I guess it was this hardworking character and the indomitable persona of one who worked hard to overcome adversity and achieve erudition, that I had admired about Wilson’s biography. It is a common theme we can relate with in my extended family, which churns out Professors like they are going out of style: after my oldest brother had become a university Professor, and a brother before me wanted to do the same – study for his PhD – my mother exclaimed in utter dismay, “No!” She claimed our extended family had far too many professors, and “people” would at some point start to “talk” and aver that the family/clan must be “cursed” and all destined to become university professors. “You need to diversify your careers in this family,” my mom declared.

Coming from a family with an overabundance of professors, it was “natural” to admire the only President of a country I unreservedly admired, who had been a university professor, until Bill Clinton. It is unfortunate that he (Wilson) had been a racist.

Barack Obama’s autobiography, first written when he was about 30 years old, was skillfully done, as he draws you into his frailties, weaknesses, mistakes, fears and his humanity and capacity for empathy. He does not lionize himself like Nixon does. He does not show you how brilliant he really was like Nixon never fails to do (Nixon, prior to Obama, was usually considered as having the highest IQ among US Presidents – he had graduated third in his law school class).

Despite then “citizen” Donald Trump’s uncharitable insinuation that Barack Obama was a bad student in school, by his incessant demands for the President’s Columbia University undergraduate transcript, Obama graduated Magna Cum Laude from Harvard Law School, from a school level – graduate school – much more challenging than his undergraduate (the highest honors awarded in the year he graduated). Chief Justice John Roberts and Justice Elena Kagan both earned the same honors as graduates of Harvard Law School. Besides we know, that it isn’t far-fetched to consider that when it comes to black men, the downward trends of their grades may be partly the result of prejudice from some professors. There are studies that indicate this.

Obama’s humility and compassion showed in his biography, despite showing his many weaknesses. It is this balance that many past biographers of former U.S. Presidents have sometimes failed to show, as they portray national heroes through a retrospective lens often too enamored with the office they held.
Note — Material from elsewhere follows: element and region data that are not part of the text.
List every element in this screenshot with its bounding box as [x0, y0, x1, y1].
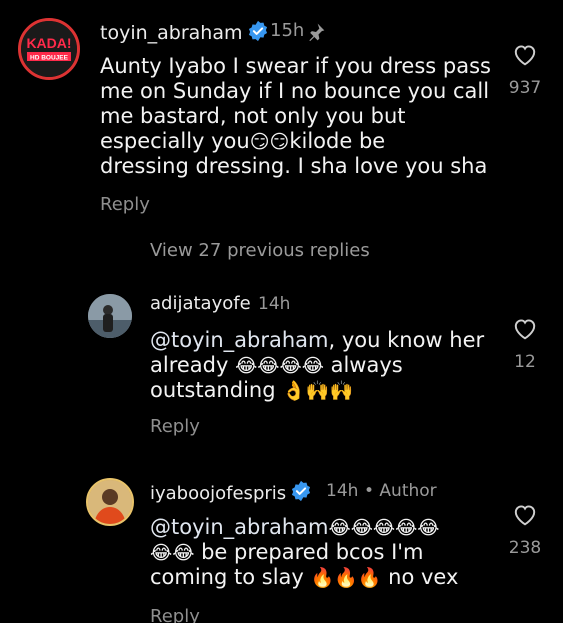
- smirk-emoji-icon: 😏😏: [249, 131, 290, 153]
- like-column: 238: [497, 502, 553, 558]
- ok-hands-emoji-icon: 👌🙌🙌: [282, 380, 354, 402]
- laughing-emoji-icon: 😂😂😂😂: [235, 355, 324, 377]
- timestamp: 14h: [258, 294, 291, 314]
- svg-text:KADA!: KADA!: [26, 35, 71, 51]
- like-count: 937: [508, 78, 542, 98]
- comment-text: Aunty Iyabo I swear if you dress pass me…: [100, 54, 491, 178]
- comment-toyin: KADA! HD BOUJEE toyin_abraham 15h Aunty …: [0, 0, 563, 230]
- comment-iyabo: iyaboojofespris 14h • Author @toyin_abra…: [0, 468, 563, 623]
- timestamp: 14h: [326, 481, 359, 501]
- like-column: 12: [497, 316, 553, 372]
- like-count: 238: [508, 538, 542, 558]
- username[interactable]: toyin_abraham: [100, 20, 269, 47]
- reply-button[interactable]: Reply: [150, 606, 200, 623]
- heart-icon[interactable]: [512, 502, 538, 526]
- reply-button[interactable]: Reply: [150, 416, 200, 437]
- avatar[interactable]: KADA! HD BOUJEE: [18, 18, 80, 80]
- laughing-emoji-icon: 😂😂: [150, 542, 195, 564]
- verified-badge-icon: [247, 20, 269, 47]
- avatar[interactable]: [86, 478, 134, 526]
- comment-text: @toyin_abraham 😂😂😂😂😂 😂😂 be prepared bcos…: [150, 515, 459, 589]
- verified-badge-icon: [290, 480, 312, 507]
- comment-text: @toyin_abraham, you know her already 😂😂😂…: [150, 328, 485, 402]
- pin-icon: [306, 22, 326, 46]
- heart-icon[interactable]: [512, 316, 538, 340]
- kada-logo-icon: KADA! HD BOUJEE: [21, 21, 77, 77]
- username[interactable]: adijatayofe: [150, 293, 251, 314]
- comment-adijat: adijatayofe 14h @toyin_abraham, you know…: [0, 280, 563, 450]
- svg-text:HD BOUJEE: HD BOUJEE: [30, 55, 69, 62]
- username[interactable]: iyaboojofespris: [150, 480, 312, 507]
- view-previous-replies[interactable]: View 27 previous replies: [150, 240, 370, 261]
- mention-link[interactable]: @toyin_abraham: [150, 515, 329, 539]
- heart-icon[interactable]: [512, 42, 538, 66]
- timestamp: 15h: [270, 20, 305, 41]
- avatar[interactable]: [88, 294, 132, 338]
- reply-button[interactable]: Reply: [100, 194, 150, 215]
- laughing-emoji-icon: 😂😂😂😂😂: [328, 517, 440, 539]
- like-count: 12: [514, 352, 536, 372]
- author-tag: • Author: [364, 481, 437, 501]
- fire-emoji-icon: 🔥🔥🔥: [310, 567, 382, 589]
- mention-link[interactable]: @toyin_abraham: [150, 328, 329, 352]
- person-photo-icon: [88, 294, 132, 338]
- like-column: 937: [497, 42, 553, 98]
- person-photo-icon: [88, 480, 132, 524]
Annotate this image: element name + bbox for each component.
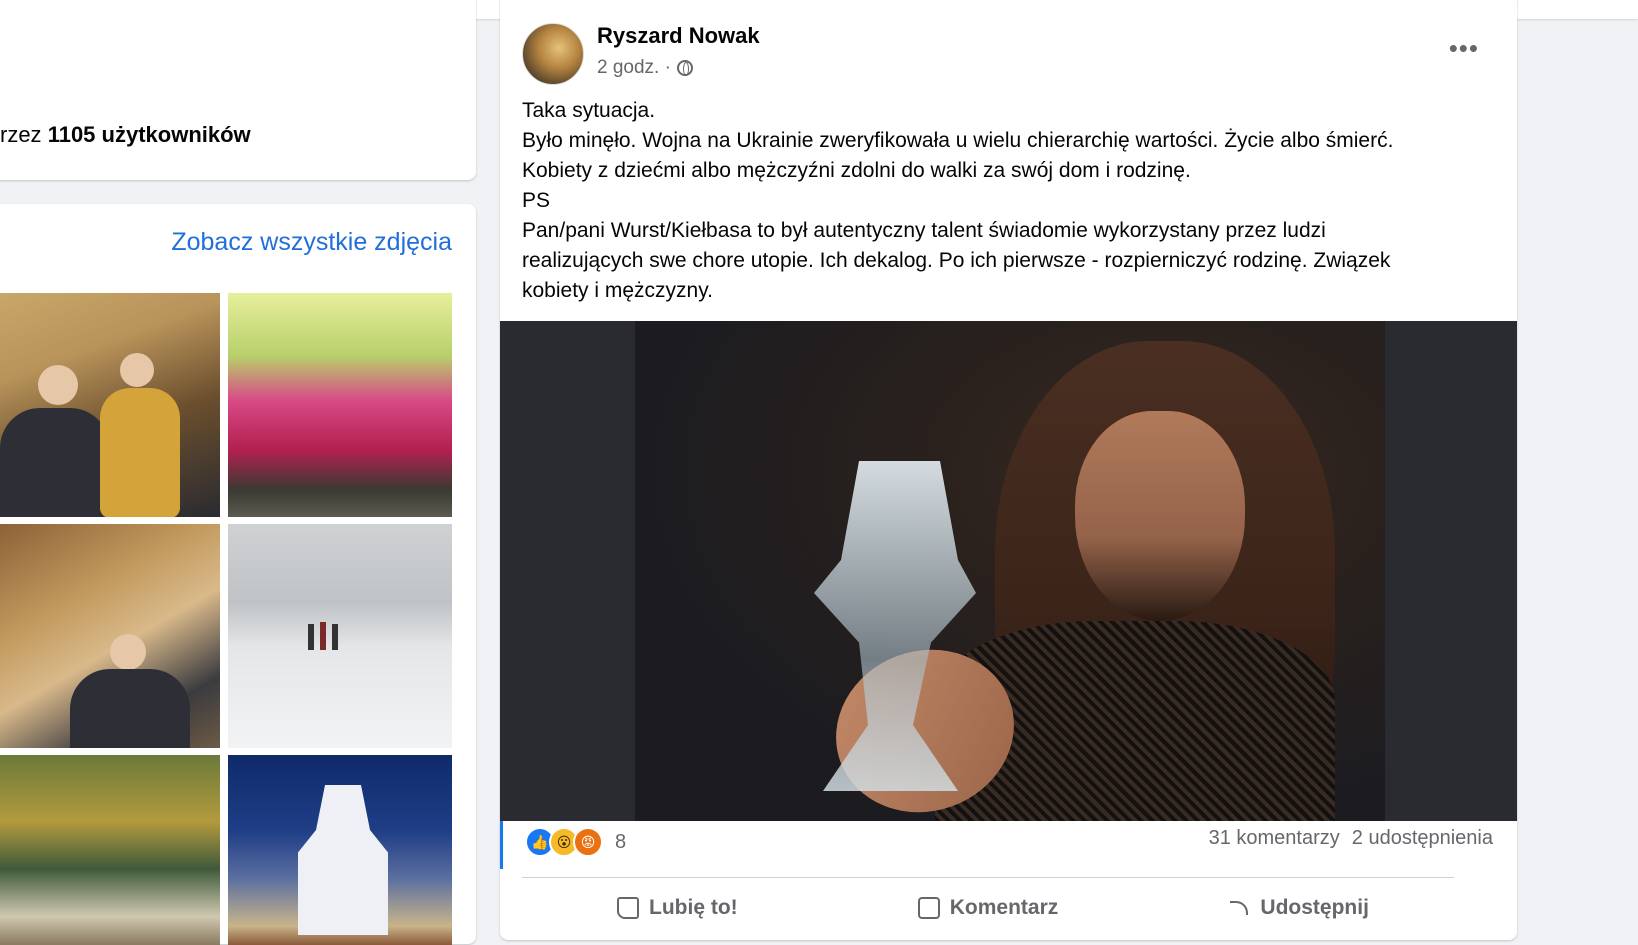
post-text-line: Pan/pani Wurst/Kiełbasa to był autentycz… [522,219,1326,242]
followers-count[interactable]: 1105 [48,122,96,147]
post-image-content [635,321,1385,821]
followers-line: rzez 1105 użytkowników [0,122,251,148]
see-all-photos-link[interactable]: Zobacz wszystkie zdjęcia [171,228,452,257]
photo-thumbnail[interactable] [228,524,452,748]
followers-suffix: użytkowników [101,122,251,147]
angry-icon: 😡 [573,827,603,857]
share-icon [1228,897,1250,919]
focus-indicator [500,821,503,869]
photo-figure [120,353,154,387]
comment-button-label: Komentarz [949,896,1059,919]
comment-icon [917,897,940,919]
post-text-line: kobiety i mężczyzny. [522,279,713,302]
post-card: Ryszard Nowak 2 godz. · ••• Taka sytuacj… [500,0,1517,940]
reactions-summary[interactable]: 👍 😮 😡 8 [525,827,626,857]
post-text: Taka sytuacja. Było minęło. Wojna na Ukr… [522,96,1482,306]
share-button-label: Udostępnij [1260,896,1369,919]
intro-card: rzez 1105 użytkowników [0,0,476,180]
reaction-count[interactable]: 8 [615,831,626,854]
photo-thumbnail[interactable] [0,524,220,748]
photo-figure [100,388,180,517]
photo-thumbnail[interactable] [228,293,452,517]
post-time[interactable]: 2 godz. · [597,57,671,79]
photo-figure [110,634,146,670]
shares-count[interactable]: 2 udostępnienia [1352,827,1493,850]
photo-figure [38,365,78,405]
post-actions: Lubię to! Komentarz Udostępnij [522,883,1454,933]
photo-figure [332,624,338,650]
photo-figure [0,408,110,517]
image-face-shape [1075,411,1245,621]
post-meta: 2 godz. · [597,57,693,79]
thumbs-up-icon [617,897,639,919]
post-text-line: realizujących swe chore utopie. Ich deka… [522,249,1391,272]
post-text-line: Taka sytuacja. [522,99,656,122]
post-image[interactable] [500,321,1517,821]
like-button-label: Lubię to! [649,896,738,919]
divider [522,877,1454,878]
photos-card: Zobacz wszystkie zdjęcia [0,204,476,945]
photo-figure [70,669,190,748]
engagement-counts: 31 komentarzy 2 udostępnienia [1209,827,1493,850]
followers-prefix: rzez [0,122,42,147]
more-icon[interactable]: ••• [1449,33,1479,64]
author-avatar[interactable] [522,23,584,85]
church-shape [298,785,388,935]
like-button[interactable]: Lubię to! [522,883,833,933]
photo-figure [320,622,326,650]
post-text-line: Kobiety z dziećmi albo mężczyźni zdolni … [522,159,1191,182]
globe-icon [676,60,693,76]
comments-count[interactable]: 31 komentarzy [1209,827,1340,850]
comment-button[interactable]: Komentarz [833,883,1144,933]
photo-thumbnail[interactable] [0,293,220,517]
share-button[interactable]: Udostępnij [1143,883,1454,933]
photo-figure [308,624,314,650]
photo-thumbnail[interactable] [0,755,220,945]
photo-thumbnail[interactable] [228,755,452,945]
author-name[interactable]: Ryszard Nowak [597,23,760,49]
post-text-line: PS [522,189,551,212]
post-text-line: Było minęło. Wojna na Ukrainie zweryfiko… [522,129,1394,152]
Perhaps, the “advantage” Obama has, is that his story was written long before he held any office. Lincoln’s biography is similarly peppered with his frailties, constant war with adversity and his fight with depression. But America’s love of the grass to grace story, and its identity with the suffering average Joe, still tends to lionize America’s heroes. It is kind of a paradox, that America seeks its heroes among the most humanized and most vulnerable…sometimes. Not unlike the heroes it votes for on American Idol.